Learning to drive a stick-shift transmission going up and down Marin Avenue; attending Friday night ballroom dance parties at the Rad Lab with her father; caring for a foundling fawn her dad brought home; and, as a USO volunteer, raising the neighbors’ eyebrows by inviting soldiers to her family home as they prepared to ship out to the war in Vietnam.

But when you talk with her, one item really stands out – a red clay brick stamped with a “P.” It came from the pile of rubble left behind when the Castro adobe burned down one night in 1956. The adobe was located in the parking lot just west of where the El Cerrito Plaza CVS pharmacy is today. Pat’s been carrying that brick around ever since.

At the time, her family was living in a small house at 7403 Terrace Dr. Her father worked with plutonium and other trans-uranic elements at the Lawrence Radiation Laboratory, or the Rad Lab as it was known. But in their spare time, starting around 1957, the family was building a larger home at 7401 Terrace, just behind the house they were living in. McCarthy’s grandfather was the contractor, her parents did much of the work and the kids helped out too.
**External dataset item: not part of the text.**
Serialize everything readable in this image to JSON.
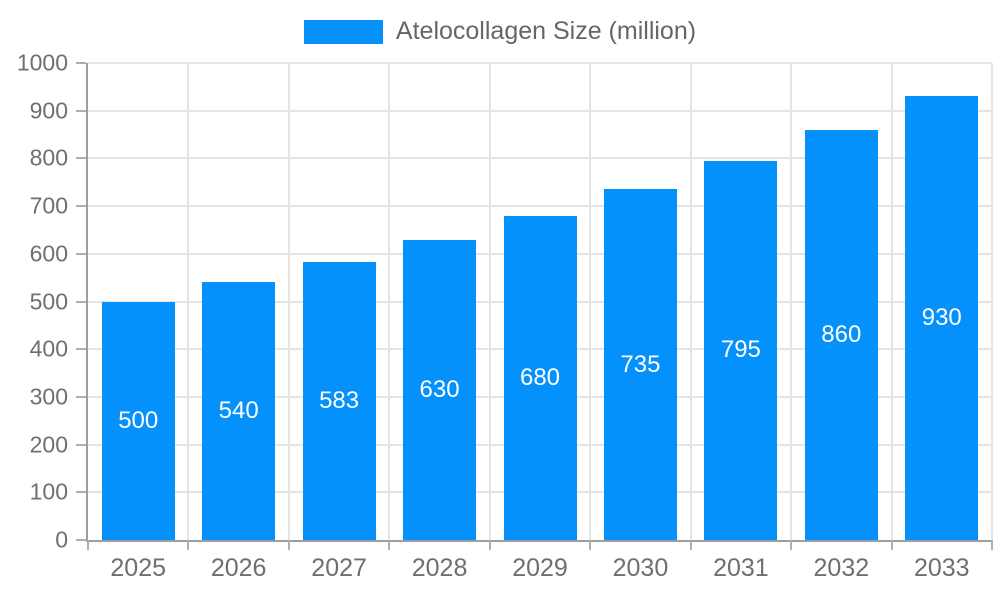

To get bricks for outside walls, the fireplace and other parts of the structure, family members piled into their two-tone green station wagon and headed down to the site of the old adobe where the El Cerrito Plaza shopping center was taking shape.

“My sister and I had the job, along with our parents, to clean all the bricks,” McCarthy recalled. “We carted them home in our old station wagon with horizontal sliding windows -- I broke one of them when I threw the brick through the window that I thought was open. We were just young kids!”

The easiest way to clean the mortar off the old bricks was to use a small axe and chip away by hand, she said.

“We made many, many trips filling the car with bricks,” McCarthy said. “That did a real number on the car’s springs.”


It took the family 14 years to complete their new house. She remembers that when they poured the concrete driveway, she accidentally stepped in the wet stuff and had a heck of a time pulling her feet free.

When she left El Cerrito, she took one brick with her, first to Maui, then to Escondido near San Diego and lastly to Idaho, where she now lives. But why lug a well-used brick around for decades across thousands of miles?

After taking the brick to 7401 Terrace Dr. for a last look, Pat met Kristie and Patrick, the current owners who have lived in the house since 2017. She shared some of her story with them, talkedabout changes in the neighborhood and then handed over the brick to the El Cerrito Historical Society.

“It’s historic memorabilia and I wanted to save it,” she said. “And when I decided to part with it, I wanted to find a great home for it

Pat McCarthy’s senior portrait in the 1965 El Cerrito High School yearbook.